Dotychczas (choć sporadycznie zdarzają się wyjątki) nuty kwadratowe
stosowano jedynie w polifonii. Dominikanie odważyli się przy ich pomocy
zapisać liturgiczną muzykę jednogłosową. Co więcej, w zapisie
zastosowali (niespotykaną poza księgami mendykantów) ilość pauz
(pionowych kresek pomiędzy nutami). Wydaje się, że wykorzystanie nowej
notacji pozwoliło lepiej określić długość nut i pauz w śpiewie.
Pozostawione w innych pismach dominikańskich wskazówki odnośnie śpiewu,
pozwalają na stwierdzenie, że był to śpiew mocny, utrzymany w żelaznym
rytmie, dzielony na stosunkowo krótkie, zdobne frazy.
Od kilku lat próbujemy z Marcinem Bornus-Szczycińskim (a tym razem również z członkami zespołu Bornus Consort)
przybliżyć się nie tylko do formy śpiewu naszych braci, ale również do
ich duchowego doświadczenia. Przeczuwamy, że celebrowana przez nich
liturgia niosła w sobie zapomniane dziś piękno. Jeśli uda się nam je
odnaleźć, pozwoli nam lepiej dojrzeć blask Tajemnicy. Dlatego praca
przy kolejnych płytach, choć wciąż jest jedynie próbą zrekonstruowania
pierwowzoru, coraz mocniej skupia się na uchwyceniu atmosfery
celebracji. Chcemy, by odkryła przed nam śpiew możliwie bliski dawnemu,
który jednocześnie będzie naszym śpiewem i naszą modlitwą. Wierzymy, że
dzięki niej uda się nam stanąć razem z tymi, którzy już dawno odeszli.

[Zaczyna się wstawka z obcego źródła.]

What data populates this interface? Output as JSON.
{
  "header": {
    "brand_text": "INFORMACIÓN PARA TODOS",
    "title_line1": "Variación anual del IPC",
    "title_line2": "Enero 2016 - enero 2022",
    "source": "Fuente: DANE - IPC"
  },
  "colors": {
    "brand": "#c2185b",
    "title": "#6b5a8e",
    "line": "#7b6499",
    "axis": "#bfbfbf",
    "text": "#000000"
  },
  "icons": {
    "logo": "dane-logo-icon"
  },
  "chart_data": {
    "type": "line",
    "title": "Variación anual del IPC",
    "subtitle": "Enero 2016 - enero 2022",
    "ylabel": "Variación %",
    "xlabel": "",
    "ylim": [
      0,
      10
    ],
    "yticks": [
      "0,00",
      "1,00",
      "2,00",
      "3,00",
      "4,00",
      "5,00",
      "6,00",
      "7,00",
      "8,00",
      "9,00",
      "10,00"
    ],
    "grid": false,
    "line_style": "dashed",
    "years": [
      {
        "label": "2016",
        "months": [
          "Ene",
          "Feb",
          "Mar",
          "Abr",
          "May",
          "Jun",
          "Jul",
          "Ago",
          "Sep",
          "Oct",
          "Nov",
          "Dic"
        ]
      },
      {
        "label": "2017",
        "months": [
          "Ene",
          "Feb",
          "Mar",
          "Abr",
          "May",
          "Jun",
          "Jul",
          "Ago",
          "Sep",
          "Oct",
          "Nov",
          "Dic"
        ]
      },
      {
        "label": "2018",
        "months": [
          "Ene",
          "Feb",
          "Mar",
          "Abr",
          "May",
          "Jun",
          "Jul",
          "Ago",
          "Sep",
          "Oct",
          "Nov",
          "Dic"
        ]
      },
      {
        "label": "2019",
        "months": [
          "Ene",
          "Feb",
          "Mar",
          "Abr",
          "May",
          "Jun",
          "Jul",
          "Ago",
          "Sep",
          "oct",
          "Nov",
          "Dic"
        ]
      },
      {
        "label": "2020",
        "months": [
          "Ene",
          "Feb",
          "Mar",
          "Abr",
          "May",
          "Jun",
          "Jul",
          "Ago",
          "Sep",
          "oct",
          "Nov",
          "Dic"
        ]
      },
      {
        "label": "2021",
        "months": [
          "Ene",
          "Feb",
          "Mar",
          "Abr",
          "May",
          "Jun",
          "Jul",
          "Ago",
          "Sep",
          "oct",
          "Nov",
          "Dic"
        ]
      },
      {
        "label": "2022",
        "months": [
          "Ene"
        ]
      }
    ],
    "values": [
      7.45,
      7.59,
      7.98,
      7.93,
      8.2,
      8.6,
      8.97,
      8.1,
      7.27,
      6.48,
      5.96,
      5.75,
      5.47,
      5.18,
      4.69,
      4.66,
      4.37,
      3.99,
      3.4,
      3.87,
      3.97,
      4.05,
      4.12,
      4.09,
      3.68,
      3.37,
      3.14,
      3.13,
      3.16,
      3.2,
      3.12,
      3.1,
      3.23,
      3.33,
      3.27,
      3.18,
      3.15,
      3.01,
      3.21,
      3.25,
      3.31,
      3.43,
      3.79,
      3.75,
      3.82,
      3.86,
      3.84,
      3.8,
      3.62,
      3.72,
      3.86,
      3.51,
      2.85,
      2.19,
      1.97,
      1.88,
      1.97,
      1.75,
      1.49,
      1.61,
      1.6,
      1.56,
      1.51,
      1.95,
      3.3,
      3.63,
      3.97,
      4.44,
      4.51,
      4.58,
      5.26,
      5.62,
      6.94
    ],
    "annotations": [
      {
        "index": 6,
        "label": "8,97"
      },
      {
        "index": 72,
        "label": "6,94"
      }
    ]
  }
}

Przez udział w podobnym duchowym doświadczeniu połączymy nasze głosy we
wspólnym uwielbieniu.
Prezentowana płyta zawiera śpiewy mszalne i poprzedzający je
obrzęd oczyszczenia. Wybraliśmy oficjum dnia, w którym wypadło nasze
spotkanie. Nie szukaliśmy szczególnie pięknych kompozycji, chcieliśmy
razem z innymi braćmi zebranymi w stallach zaśpiewać teksty
przypadające na dany dzień. Chcieliśmy – jak nasi bracia z przeszłości
– śpiewając Oficium obserwować wejście kapłana i asysty. Później – na zmianę z drugim chórem – zawołać Kyrie eleison, Gloria in excelsis, widzieć uroczystą procesję z ewangeliarzem, słuchać wyśpiewanych czytań, wreszcie krok po kroku przez offertorium i Sanctus, dotrzeć do Agnus Dei i śpiewu na komunię. W tej drodze nie pominęliśmy śpiewów kapłańskich.
Dodatkowo zarejestrowaliśmy próbę odtworzenia trzynastowiecznego organum duplum,
Alleluia Felix które zostało odnalezione i opisane przez Kenetha
Levy'ego. Nie przyjęliśmy jego interpretacji, lecz zaproponowaliśmy
własną, która wynika z naszych poszukiwań w obszarze monodii. Jesteśmy
przekonani, że powstałe w XIII wieku organum, przechowane przez
dominikanów w ich księgach, nosiło znamiona zwykłego chóralnego śpiewu
braci. Szukamy odpowiedzi na pytanie, czy można pełniej zastosować
zasady monodii dominikańskiej do śpiewów tego rodzaju.
Po dwugłosowym Alleluja Felix dodaliśmy jeszcze
śpiew Ewangelii w tonie mozarabskim. Wbrew pozorom śpiew
starohiszpański nie jest tak odległy od gregoriańskich kompozycji.
Podobieństwo wynika przede wszystkim ze wspólnej tym śpiewom
modalności. Uproszczony wariant melodii hiszpańskiej znajdujemy w Genealogii Chrystusa
kopiowanej w księgach dominikańskich i wykonywanej do dziś. Podczas
naszych poszukiwań dochodzimy do wniosku, że w czasach powstania zakonu
braci kaznodziejów śpiew liturgiczny kościoła był na terenie Europy
znacznie bardziej jednolity niż powszechnie przyjęło się uważać. Rozwój
i dynamiczne rozpowszechnienie się liturgii dominikańskiej dowodzi, że
jeszcze w XIII wieku liturgia była spoiwem podzielonego kościoła.